Gallarate: riapre il MA*GA
Gallarate ritrova il suo principale spazio espositivo: a distanza di nove mesi dall’incendio che il 14 febbraio scorso lesionò gravemente l’edificio, riapre il MA*GA. L’apertura riguarda un’intera ala del museo, bonificata e riallestita grazie all’impegno e al contributo del Comune di Gallarate, di Regione Lombardia e della Fondazione Cariplo, per permettere la ripresa delle attività culturali ed espositive sino ad oggi ospitate in diverse sedi cittadine e regionali.

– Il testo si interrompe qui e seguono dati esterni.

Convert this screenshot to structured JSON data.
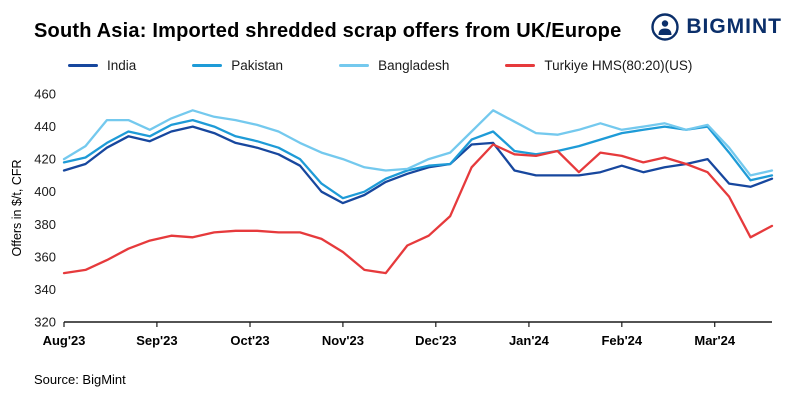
{
  "header": {
    "title": "South Asia: Imported shredded scrap offers from UK/Europe",
    "brand": "BIGMINT"
  },
  "footer": {
    "source": "Source: BigMint"
  },
  "chart_data": {
    "type": "line",
    "title": "South Asia: Imported shredded scrap offers from UK/Europe",
    "xlabel": "",
    "ylabel": "Offers in $/t, CFR",
    "ylim": [
      320,
      460
    ],
    "ytick_step": 20,
    "grid": false,
    "legend_position": "top",
    "x_range": [
      0,
      33
    ],
    "x_ticks": [
      "Aug'23",
      "Sep'23",
      "Oct'23",
      "Nov'23",
      "Dec'23",
      "Jan'24",
      "Feb'24",
      "Mar'24"
    ],
    "x_tick_positions": [
      0,
      4.33,
      8.67,
      13,
      17.33,
      21.67,
      26,
      30.33
    ],
    "axis_color": "#1a1a1a",
    "series": [
      {
        "name": "India",
        "color": "#17479E",
        "values": [
          413,
          417,
          427,
          434,
          431,
          437,
          440,
          436,
          430,
          427,
          423,
          416,
          400,
          393,
          398,
          406,
          411,
          415,
          417,
          429,
          430,
          413,
          410,
          410,
          410,
          412,
          416,
          412,
          415,
          417,
          420,
          405,
          403,
          408
        ]
      },
      {
        "name": "Pakistan",
        "color": "#1E9BD7",
        "values": [
          418,
          421,
          430,
          437,
          434,
          441,
          444,
          440,
          434,
          431,
          427,
          420,
          405,
          396,
          400,
          408,
          413,
          416,
          417,
          432,
          437,
          425,
          423,
          425,
          428,
          432,
          436,
          438,
          440,
          438,
          440,
          424,
          407,
          410
        ]
      },
      {
        "name": "Bangladesh",
        "color": "#74C9EE",
        "values": [
          420,
          428,
          444,
          444,
          438,
          445,
          450,
          446,
          444,
          441,
          437,
          430,
          424,
          420,
          415,
          413,
          414,
          420,
          424,
          437,
          450,
          443,
          436,
          435,
          438,
          442,
          438,
          440,
          442,
          438,
          441,
          427,
          410,
          413
        ]
      },
      {
        "name": "Turkiye HMS(80:20)(US)",
        "color": "#E63A3C",
        "values": [
          350,
          352,
          358,
          365,
          370,
          373,
          372,
          375,
          376,
          376,
          375,
          375,
          371,
          363,
          352,
          350,
          367,
          373,
          385,
          415,
          429,
          423,
          422,
          425,
          412,
          424,
          422,
          418,
          421,
          417,
          412,
          397,
          372,
          379
        ]
      }
    ]
  }
}
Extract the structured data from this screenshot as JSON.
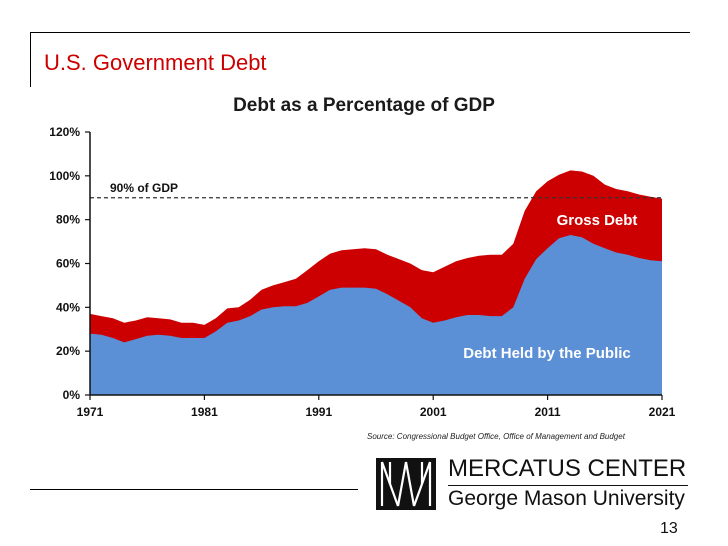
{
  "slide": {
    "title": "U.S. Government Debt",
    "source": "Source: Congressional Budget Office, Office of Management and Budget",
    "org_name": "MERCATUS CENTER",
    "org_subtitle": "George Mason University",
    "page_number": "13"
  },
  "chart_data": {
    "type": "area",
    "title": "Debt as a Percentage of GDP",
    "xlabel": "",
    "ylabel": "",
    "xlim": [
      1971,
      2021
    ],
    "ylim": [
      0,
      120
    ],
    "x_ticks": [
      1971,
      1981,
      1991,
      2001,
      2011,
      2021
    ],
    "y_ticks": [
      0,
      20,
      40,
      60,
      80,
      100,
      120
    ],
    "y_tick_labels": [
      "0%",
      "20%",
      "40%",
      "60%",
      "80%",
      "100%",
      "120%"
    ],
    "grid": false,
    "reference_line": {
      "value": 90,
      "label": "90% of GDP",
      "style": "dashed"
    },
    "series": [
      {
        "name": "Gross Debt",
        "color": "#cc0000",
        "x": [
          1971,
          1972,
          1973,
          1974,
          1975,
          1976,
          1977,
          1978,
          1979,
          1980,
          1981,
          1982,
          1983,
          1984,
          1985,
          1986,
          1987,
          1988,
          1989,
          1990,
          1991,
          1992,
          1993,
          1994,
          1995,
          1996,
          1997,
          1998,
          1999,
          2000,
          2001,
          2002,
          2003,
          2004,
          2005,
          2006,
          2007,
          2008,
          2009,
          2010,
          2011,
          2012,
          2013,
          2014,
          2015,
          2016,
          2017,
          2018,
          2019,
          2020,
          2021
        ],
        "values": [
          37,
          36,
          35,
          33,
          34,
          35.5,
          35,
          34.5,
          33,
          33,
          32,
          35,
          39.5,
          40,
          43.5,
          48,
          50,
          51.5,
          53,
          57,
          61,
          64.5,
          66,
          66.5,
          67,
          66.5,
          64,
          62,
          60,
          57,
          56,
          58.5,
          61,
          62.5,
          63.5,
          64,
          64,
          69,
          84,
          93,
          97.5,
          100.5,
          102.5,
          102,
          100,
          96,
          94,
          93,
          91.5,
          90.5,
          89.5
        ]
      },
      {
        "name": "Debt Held by the Public",
        "color": "#5b8fd6",
        "x": [
          1971,
          1972,
          1973,
          1974,
          1975,
          1976,
          1977,
          1978,
          1979,
          1980,
          1981,
          1982,
          1983,
          1984,
          1985,
          1986,
          1987,
          1988,
          1989,
          1990,
          1991,
          1992,
          1993,
          1994,
          1995,
          1996,
          1997,
          1998,
          1999,
          2000,
          2001,
          2002,
          2003,
          2004,
          2005,
          2006,
          2007,
          2008,
          2009,
          2010,
          2011,
          2012,
          2013,
          2014,
          2015,
          2016,
          2017,
          2018,
          2019,
          2020,
          2021
        ],
        "values": [
          28,
          27.5,
          26,
          24,
          25.5,
          27,
          27.5,
          27,
          26,
          26,
          26,
          29,
          33,
          34,
          36,
          39,
          40,
          40.5,
          40.5,
          42,
          45,
          48,
          49,
          49,
          49,
          48.5,
          46,
          43,
          40,
          35,
          33,
          34,
          35.5,
          36.5,
          36.5,
          36,
          36,
          40,
          53,
          62,
          67,
          71.5,
          73,
          72,
          69,
          67,
          65,
          64,
          62.5,
          61.5,
          61
        ]
      }
    ],
    "annotations": [
      "Gross Debt",
      "Debt Held by the Public"
    ]
  }
}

Il MA*GA, oltre ad allestire mostre temporanee (come le monografiche dedicate a Modigliani e Giacometti), possiede una collezione di più di 5.000 opere tra dipinti, sculture, disegni, installazioni, ceramiche, libri d’artista, opere multimediali, fotografie, oggetti di design e opere di grafica, offrendo un panorama degli orientamenti che hanno animato la scena artistica nazionale dalla metà del Novecento ai giorni nostri.
“Il Museo MA*GA rappresenta una delle tante importanti realtà culturali lombarde che Regione Lombardia ha voluto da subito sostenere e tutelare – ha sottolineato l‘assessore regionale Cristina Cappellini. Grazie alla sensibilità del presidente Roberto Maroni e la collaborazione dell’assessore Massimo Garavaglia, infatti, siamo riusciti a mettere a disposizione del Museo un importante finanziamento che gli ha permesso di superare il momento critico e riprendere la propria attività”.
Per l’occasione, è stata organizzata un’iniziativa di raccolta fondi proprio per velocizzare il recupero totale dell’intera struttura.bDal 23 novembre al 22 dicembre 2013, infatti, è in programma WITH A LITTLE HELP FROM MY FRIENDS. Artisti per il MA*GA, un progetto che vede coinvolti tra i 180 artisti anche i grandi nomi dell’arte che hanno voluto donare un’opera al Premio Nazionale Arti Visive Città di Gallarate e la cui cessione servirà a finanziare parte dei futuri lavori del Museo MA*GA.
“With a Little Help from my Friends” è una tappa nel percorso del MA*GA: il nostro cammino è stato reso più difficile e arduo dall’incendio del 14 febbraio, ma il museo non si è mai fermato – ha affermato Giacomo Buonanno, Presidente della Fondazione Galleria d’Arte Moderna e Contemporanea Silvio Zanella che gestisce il MA*GA. Nonostante le difficoltà legate all’assenza di una sede propria, la Fondazione ha proseguito tutte le attività delocalizzandole: la collezione è stata presentata prima in Triennale a Milano e poi in Villa Reale a Monza, la didattica è stata portata nelle scuole e negli spazi messi a disposizione da altre associazioni culturali della città di Gallarate e nei comuni limitrofi, la conservazione delle opere ha trovato nei “vecchi” locali della Galleria d’Arte Moderna lo spazio per poter superare tutte le conseguenze dell’incendio”.